With great interest, I’ve been reading a discussion taking place on the WebAIM email list about PDF and accessibility. It started innocently when a list member asked if there was a checklist for accessible PDFs. Another list member replied that he’d just found one and listed the URL for it. The first list member replied that the PDF was inaccessible to his screen reader. The second list member replied that he assumed that a PDF about accessibility would be accessible and noted that the document had no tags.
By this point I’d downloaded the file and opened it in Acrobat Professional. I looked at the tags panel and saw tags there. I was confused as to why the other member saw no tags. Just as I was about to reply that it was, indeed, tagged someone else responded that the document had tags.
Then Andrew Kirkpatrick, Adobe’s senior project manager for accessibility replied that the document was not tagged and that Acrobat and reader would add temporary tags to documents. This was new to me, so I asked Andrew to elaborate, which he did:
When a user running an assistive technology tool opens a PDF files that lacks tags, Reader will tag it automatically (there are user preferences to allow/disallow/prompt for this). These tags are temporary in that when the file is closed they go away. The autotagging process is the same that occurs when you open a PDF file without tags in Acrobat and select the “add tags” feature, except that the add tags feature is designed to add them permanently since the Acrobat author is able to edit the file.
The heuristic for adding the tags in both cases is not able to add equivalents for images or determine a heading order with complete certainty. It does a good job with the reading order semantics in most cases, but if you have a PDF file with a complex table or columns of text with text boxes interspersed throughout the text I wouldn’t be surprised to see tagging issues.
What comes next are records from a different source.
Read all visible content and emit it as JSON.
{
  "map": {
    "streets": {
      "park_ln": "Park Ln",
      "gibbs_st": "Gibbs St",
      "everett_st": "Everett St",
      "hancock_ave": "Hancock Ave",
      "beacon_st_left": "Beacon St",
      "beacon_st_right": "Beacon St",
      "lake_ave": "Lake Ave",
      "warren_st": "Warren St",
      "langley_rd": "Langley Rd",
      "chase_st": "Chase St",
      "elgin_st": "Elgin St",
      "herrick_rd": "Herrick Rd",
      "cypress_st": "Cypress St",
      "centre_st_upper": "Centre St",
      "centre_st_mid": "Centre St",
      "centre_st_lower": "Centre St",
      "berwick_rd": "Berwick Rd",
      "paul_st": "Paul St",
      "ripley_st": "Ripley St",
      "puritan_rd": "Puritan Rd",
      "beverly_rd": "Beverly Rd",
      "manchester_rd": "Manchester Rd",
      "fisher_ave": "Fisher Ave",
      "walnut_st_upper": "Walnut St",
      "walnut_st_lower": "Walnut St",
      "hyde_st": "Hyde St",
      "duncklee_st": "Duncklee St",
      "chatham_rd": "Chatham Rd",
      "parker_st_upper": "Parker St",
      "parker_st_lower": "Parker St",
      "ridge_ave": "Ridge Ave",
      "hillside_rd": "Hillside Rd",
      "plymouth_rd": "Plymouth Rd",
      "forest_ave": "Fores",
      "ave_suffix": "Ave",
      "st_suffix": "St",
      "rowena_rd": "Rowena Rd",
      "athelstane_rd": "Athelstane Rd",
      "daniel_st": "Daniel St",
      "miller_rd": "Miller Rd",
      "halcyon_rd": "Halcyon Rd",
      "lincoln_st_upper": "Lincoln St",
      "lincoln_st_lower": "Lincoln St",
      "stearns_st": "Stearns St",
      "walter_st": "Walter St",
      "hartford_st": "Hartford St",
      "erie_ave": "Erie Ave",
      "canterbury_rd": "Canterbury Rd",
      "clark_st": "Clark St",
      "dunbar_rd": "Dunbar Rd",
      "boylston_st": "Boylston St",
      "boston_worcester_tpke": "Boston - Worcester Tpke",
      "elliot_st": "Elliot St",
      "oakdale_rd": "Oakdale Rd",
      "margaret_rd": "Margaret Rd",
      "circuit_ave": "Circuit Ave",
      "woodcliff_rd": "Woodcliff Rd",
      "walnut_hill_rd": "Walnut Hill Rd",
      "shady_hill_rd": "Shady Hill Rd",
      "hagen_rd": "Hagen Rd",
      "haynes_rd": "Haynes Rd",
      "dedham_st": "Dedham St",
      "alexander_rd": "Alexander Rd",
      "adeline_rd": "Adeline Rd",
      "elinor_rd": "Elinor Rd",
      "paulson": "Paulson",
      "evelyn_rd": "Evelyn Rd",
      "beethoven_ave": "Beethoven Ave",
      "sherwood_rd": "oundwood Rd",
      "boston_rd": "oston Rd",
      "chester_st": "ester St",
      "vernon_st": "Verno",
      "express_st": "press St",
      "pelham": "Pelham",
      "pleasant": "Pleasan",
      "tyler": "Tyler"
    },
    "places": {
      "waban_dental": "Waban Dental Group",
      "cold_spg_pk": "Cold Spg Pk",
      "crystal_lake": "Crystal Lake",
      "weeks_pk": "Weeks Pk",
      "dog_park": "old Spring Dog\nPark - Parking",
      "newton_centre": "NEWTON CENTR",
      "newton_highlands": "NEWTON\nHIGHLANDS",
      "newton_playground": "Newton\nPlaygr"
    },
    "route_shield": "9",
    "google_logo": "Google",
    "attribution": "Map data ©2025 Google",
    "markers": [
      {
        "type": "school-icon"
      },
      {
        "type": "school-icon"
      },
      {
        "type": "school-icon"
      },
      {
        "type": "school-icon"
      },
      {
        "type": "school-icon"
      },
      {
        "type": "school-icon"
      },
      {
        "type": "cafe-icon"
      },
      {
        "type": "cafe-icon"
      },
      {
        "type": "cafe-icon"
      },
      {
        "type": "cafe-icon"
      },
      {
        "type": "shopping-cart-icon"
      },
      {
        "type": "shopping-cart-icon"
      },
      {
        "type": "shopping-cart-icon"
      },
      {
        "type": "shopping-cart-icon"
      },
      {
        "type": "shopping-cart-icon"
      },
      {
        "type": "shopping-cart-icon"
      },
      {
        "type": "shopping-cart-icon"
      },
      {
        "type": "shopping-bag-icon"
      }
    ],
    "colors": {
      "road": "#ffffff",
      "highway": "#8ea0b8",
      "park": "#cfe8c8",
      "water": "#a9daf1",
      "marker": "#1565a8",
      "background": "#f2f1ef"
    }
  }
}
This all comes back to the source file and the data within it. At this point authors have a variety of options for authoring tagged PDF files that are semantically correct, so repair of tagging for PDF files should be less necessary or unnecessary for newly authored PDF files.
While I didn’t distrust Andrew’s authoritative knowledge on the subject, I was still confused since I was not using assistive technology and when I closed and opened the file, the tags remained constant. Today, however, I looked at the file again and saw that the properties box says it is not tagged.
I wondered what would happen if I did an accessibility check on the document. I know that when you do an accessibility check on PDFs that are not tagged, the summary tells you they are not tagged and gives hints on how to remedy that. So I did an accessibility check and while the summary reported problems, it made no mention of the document not being tagged:
I then removed the [non-existent?] tags, saved the file and did the accessibility check again. This time the summary said that the document was not tagged:
So, even though this is pretty minor as accessibility issues go, I’m still confused. Usually when I open a file that has no tags I see no tags in the tags panel and the properties dialog box agrees. I’m not sure what was up with this particular file that it showed tags but the properties dialog box said it was not tagged, but I suspect it has something to do with the fact that it was created with an older version of Acrobat (7, according to the properties dialog box).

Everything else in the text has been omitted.